SEE SIGNS ABOUT JESUS UNTIL 24 DECEMBER, AT THE CITY GALLERY, MELBOURNE TOWN HALL. Curated by Joanna Bosse, who has worked with many outsider artists, ‘The Jesus Trolley’ will present a selection of hand painted objects from Melbourne’s most notable street preacher, Desmond Hynes. Removing the works from their original context, the exhibition aims to explore the artefacts through three critical lenses: an historical context that gives a sense of the role of the street preacher throughout history; a contemporary art context that situates the objects in relation to outsider art and contemporary art more broadly; and a design and typography context that analyses the particular textual qualities of the works.
As early as 1865, a journalist remarked that Melbourne boasted an ‘unusual proportion’ of street preachers, spruiking their beliefs on main thoroughfares such as Bourke, Russell and Spring streets. In the 1880s, the arrival of the Salvation Army prompted an increase in complaints about rowdy evangelism. By the turn of century, noise had been added to Melbourne’s traditional list of urban ills (dust, larrikins and intoxication).
But for well over a century, Melbourne’s street preachers have inadvertently stationed themselves at an intersection between pragmatic and romantic views of modern city life. Such cries were considered a picturesque counterpoint to the modernising city; they were reminders of village life and the quaint rhythms of the medieval marketplace.

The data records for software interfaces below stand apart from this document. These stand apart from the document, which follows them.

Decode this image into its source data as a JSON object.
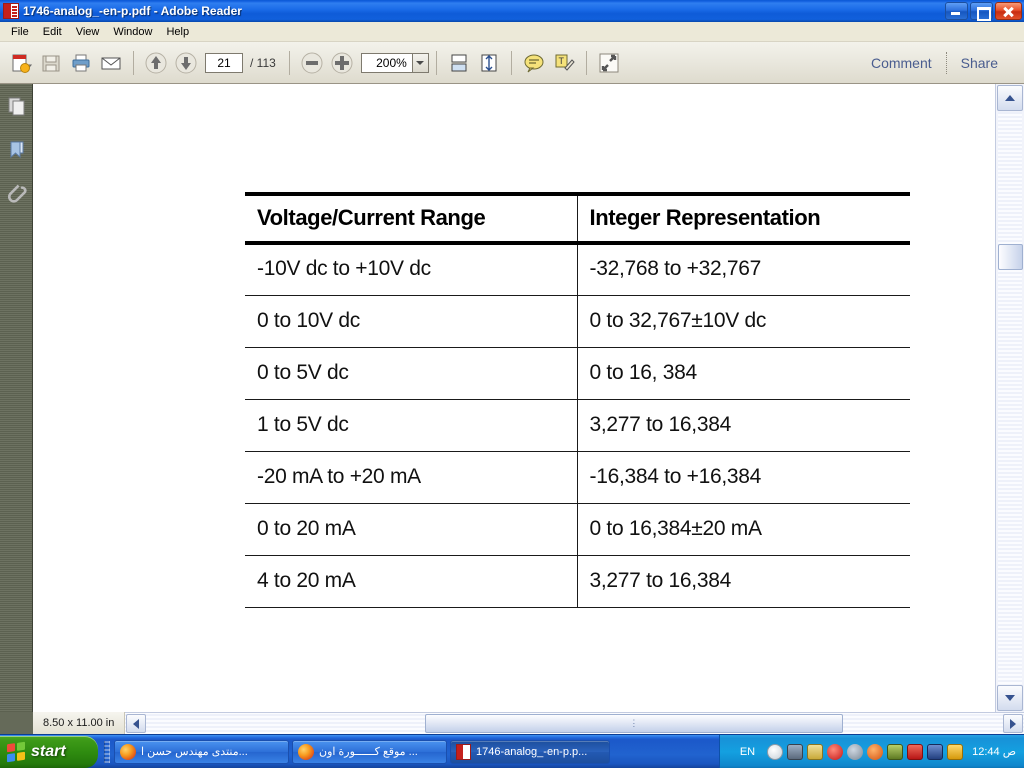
{
  "window": {
    "title": "1746-analog_-en-p.pdf - Adobe Reader",
    "app_icon": "pdf-document-icon",
    "minimize_label": "Minimize",
    "restore_label": "Restore",
    "close_label": "Close"
  },
  "menu": {
    "items": [
      {
        "label": "File"
      },
      {
        "label": "Edit"
      },
      {
        "label": "View"
      },
      {
        "label": "Window"
      },
      {
        "label": "Help"
      }
    ]
  },
  "toolbar": {
    "buttons": [
      {
        "name": "create-pdf-icon",
        "glyph": "➕"
      },
      {
        "name": "save-icon",
        "glyph": "💾"
      },
      {
        "name": "print-icon",
        "glyph": "🖨"
      },
      {
        "name": "email-icon",
        "glyph": "✉"
      },
      {
        "name": "previous-page-icon",
        "glyph": "↑"
      },
      {
        "name": "next-page-icon",
        "glyph": "↓"
      },
      {
        "name": "zoom-out-icon",
        "glyph": "−"
      },
      {
        "name": "zoom-in-icon",
        "glyph": "＋"
      },
      {
        "name": "fit-width-icon",
        "glyph": "⬌"
      },
      {
        "name": "fit-page-icon",
        "glyph": "⬍"
      },
      {
        "name": "sticky-note-icon",
        "glyph": "💬"
      },
      {
        "name": "highlight-text-icon",
        "glyph": "🖍"
      },
      {
        "name": "read-mode-icon",
        "glyph": "⤡"
      }
    ],
    "page_number": "21",
    "page_total": "/ 113",
    "zoom_level": "200%",
    "zoom_dropdown": "chevron-down-icon",
    "comment_label": "Comment",
    "share_label": "Share"
  },
  "nav_pane": {
    "items": [
      {
        "name": "page-thumbnails-icon",
        "label": "Page Thumbnails"
      },
      {
        "name": "bookmarks-icon",
        "label": "Bookmarks"
      },
      {
        "name": "attachments-icon",
        "label": "Attachments"
      }
    ]
  },
  "document": {
    "table": {
      "headers": [
        "Voltage/Current Range",
        "Integer Representation"
      ],
      "rows": [
        [
          "-10V dc to +10V dc",
          "-32,768 to +32,767"
        ],
        [
          "0 to 10V dc",
          "0 to 32,767±10V dc"
        ],
        [
          "0 to 5V dc",
          "0 to 16, 384"
        ],
        [
          "1 to 5V dc",
          "3,277 to 16,384"
        ],
        [
          "-20 mA to +20 mA",
          "-16,384 to +16,384"
        ],
        [
          "0 to 20 mA",
          "0 to 16,384±20 mA"
        ],
        [
          "4 to 20 mA",
          "3,277 to 16,384"
        ]
      ]
    }
  },
  "status_bar": {
    "page_size": "8.50 x 11.00 in"
  },
  "scrollbars": {
    "vertical_up": "scroll-up-arrow",
    "vertical_down": "scroll-down-arrow",
    "horizontal_left": "scroll-left-arrow",
    "horizontal_right": "scroll-right-arrow",
    "grip": "⋮"
  },
  "taskbar": {
    "start_label": "start",
    "items": [
      {
        "icon": "firefox-icon",
        "label": "منتدى مهندس حسن ا...",
        "active": false
      },
      {
        "icon": "firefox-icon",
        "label": "موقع كــــــورة اون ...",
        "active": false
      },
      {
        "icon": "pdf-document-icon",
        "label": "1746-analog_-en-p.p...",
        "active": true
      }
    ],
    "language": "EN",
    "tray_icons": [
      {
        "name": "messenger-icon",
        "color": "#e9eef4"
      },
      {
        "name": "network-icon",
        "color": "#6f7d90"
      },
      {
        "name": "printer-icon",
        "color": "#d8c86a"
      },
      {
        "name": "safely-remove-icon",
        "color": "#d32424"
      },
      {
        "name": "volume-muted-icon",
        "color": "#8e9bab"
      },
      {
        "name": "speaker-icon",
        "color": "#e0641b"
      },
      {
        "name": "download-manager-icon",
        "color": "#7e9a3c"
      },
      {
        "name": "antivirus-icon",
        "color": "#d32424"
      },
      {
        "name": "display-settings-icon",
        "color": "#2a4f9e"
      },
      {
        "name": "tweak-icon",
        "color": "#e8b01c"
      }
    ],
    "clock": "12:44 ص"
  },
  "colors": {
    "titlebar_blue": "#1b6ce8",
    "toolbar_gray": "#e9e7dd",
    "link_blue": "#4a5d8f",
    "taskbar_blue": "#2163cf",
    "start_green": "#2f8c10",
    "page_white": "#ffffff",
    "table_rule": "#1a1a1a"
  }
}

As Australians are now more secular and draw the line on sin far more generously than their forebears, street preachers might even be less tolerated than in the past. Yet many people have more than a passing fascination with Des and his creative output, perhaps due to his evangelist life and the eccentricity with which we associate such a vocation today. He has been the subject of numerous local and state newspaper articles and profile pieces in ‘Marie Clare’, ‘Australian style’ and ‘HQ’ magazines attest to his broad appeal.
The visual power of his boldly painted signs capture people’s interest and sustain their intrigue. These objects convey an ease with text design and layout, and a sophisticated visual sensibility that reaches beyond their religious content or commonplace origins. They are compelling examples of what is described as ‘vernacular’ or ‘outsider’ art.

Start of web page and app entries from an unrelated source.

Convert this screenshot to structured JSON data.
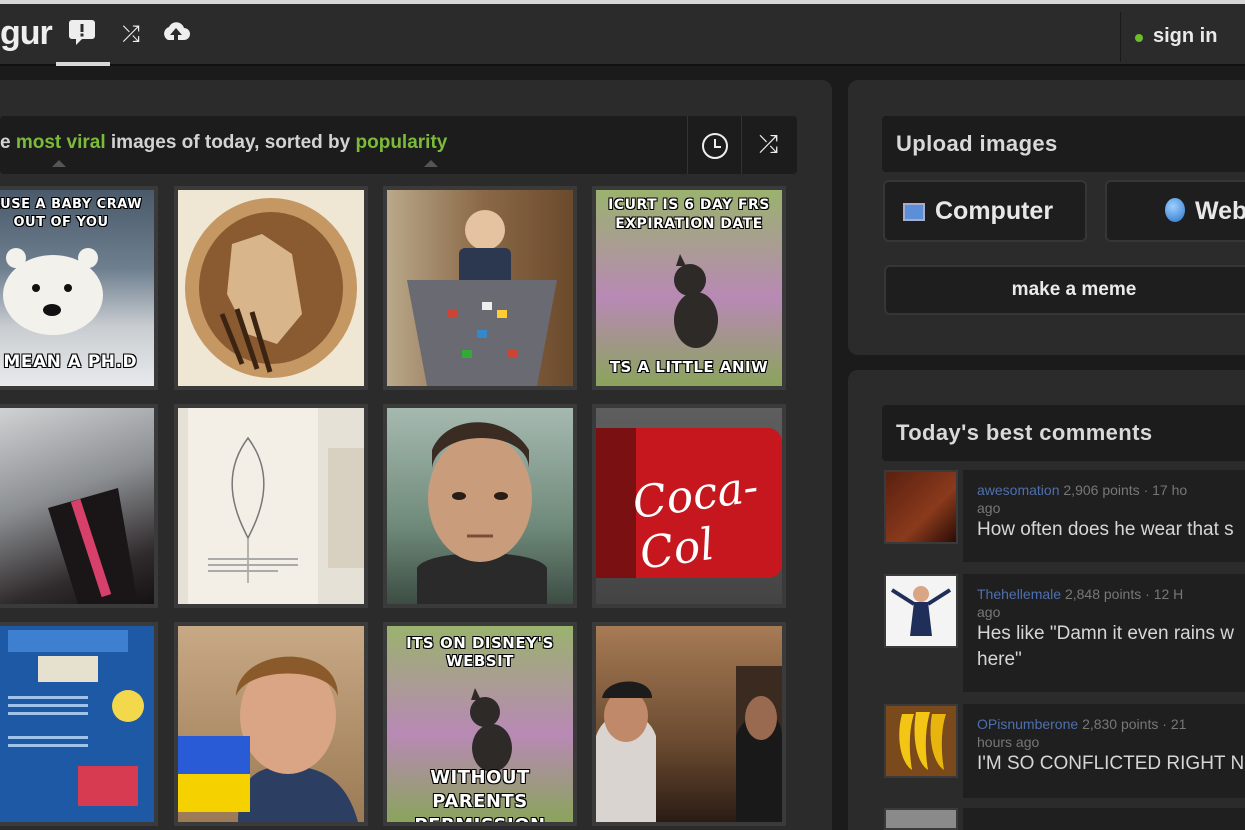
{
  "header": {
    "logo_text": "gur",
    "signin_label": "sign in"
  },
  "gallery": {
    "filter": {
      "prefix": "e ",
      "viral_word": "most viral",
      "middle": " images of today, sorted by ",
      "sort_word": "popularity"
    },
    "tiles": [
      {
        "top_caption": "CAUSE A BABY CRAW OUT OF YOU",
        "bottom_caption": "T MEAN A PH.D"
      },
      {
        "top_caption": "",
        "bottom_caption": ""
      },
      {
        "top_caption": "",
        "bottom_caption": ""
      },
      {
        "top_caption": "ICURT IS 6 DAY FRS EXPIRATION DATE",
        "bottom_caption": "TS A LITTLE ANIW"
      },
      {
        "top_caption": "",
        "bottom_caption": ""
      },
      {
        "top_caption": "",
        "bottom_caption": ""
      },
      {
        "top_caption": "",
        "bottom_caption": ""
      },
      {
        "top_caption": "Coca-Col",
        "bottom_caption": ""
      },
      {
        "top_caption": "",
        "bottom_caption": ""
      },
      {
        "top_caption": "",
        "bottom_caption": ""
      },
      {
        "top_caption": "ITS ON DISNEY'S WEBSIT",
        "bottom_caption": "WITHOUT PARENTS PERMISSION"
      },
      {
        "top_caption": "",
        "bottom_caption": ""
      }
    ]
  },
  "upload": {
    "title": "Upload images",
    "computer_label": "Computer",
    "web_label": "Web",
    "meme_label": "make a meme"
  },
  "comments": {
    "title": "Today's best comments",
    "items": [
      {
        "user": "awesomation",
        "points": "2,906 points",
        "time": "17 ho",
        "ago": "ago",
        "text": "How often does he wear that s"
      },
      {
        "user": "Thehellemale",
        "points": "2,848 points",
        "time": "12 H",
        "ago": "ago",
        "text": "Hes like \"Damn it even rains w here\""
      },
      {
        "user": "OPisnumberone",
        "points": "2,830 points",
        "time": "21",
        "ago": "hours ago",
        "text": "I'M SO CONFLICTED RIGHT N"
      }
    ]
  },
  "colors": {
    "accent_green": "#7cbb3a",
    "username_blue": "#4e6fae",
    "panel_bg": "#2b2b2b"
  }
}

Over three decades of evangelising on Melbourne’s streets, Des’ visual marketing was an iconic feature of the community that was equal parts bothersome and fanciful. Passersby would often hurl insults, but they too would often stop to take photos.
‘The Jesus Trolley: 30 years of Desmond Hynes pushing art and Jesus on the streets of Melbourne‘ opens 8 September and continues to 24 December.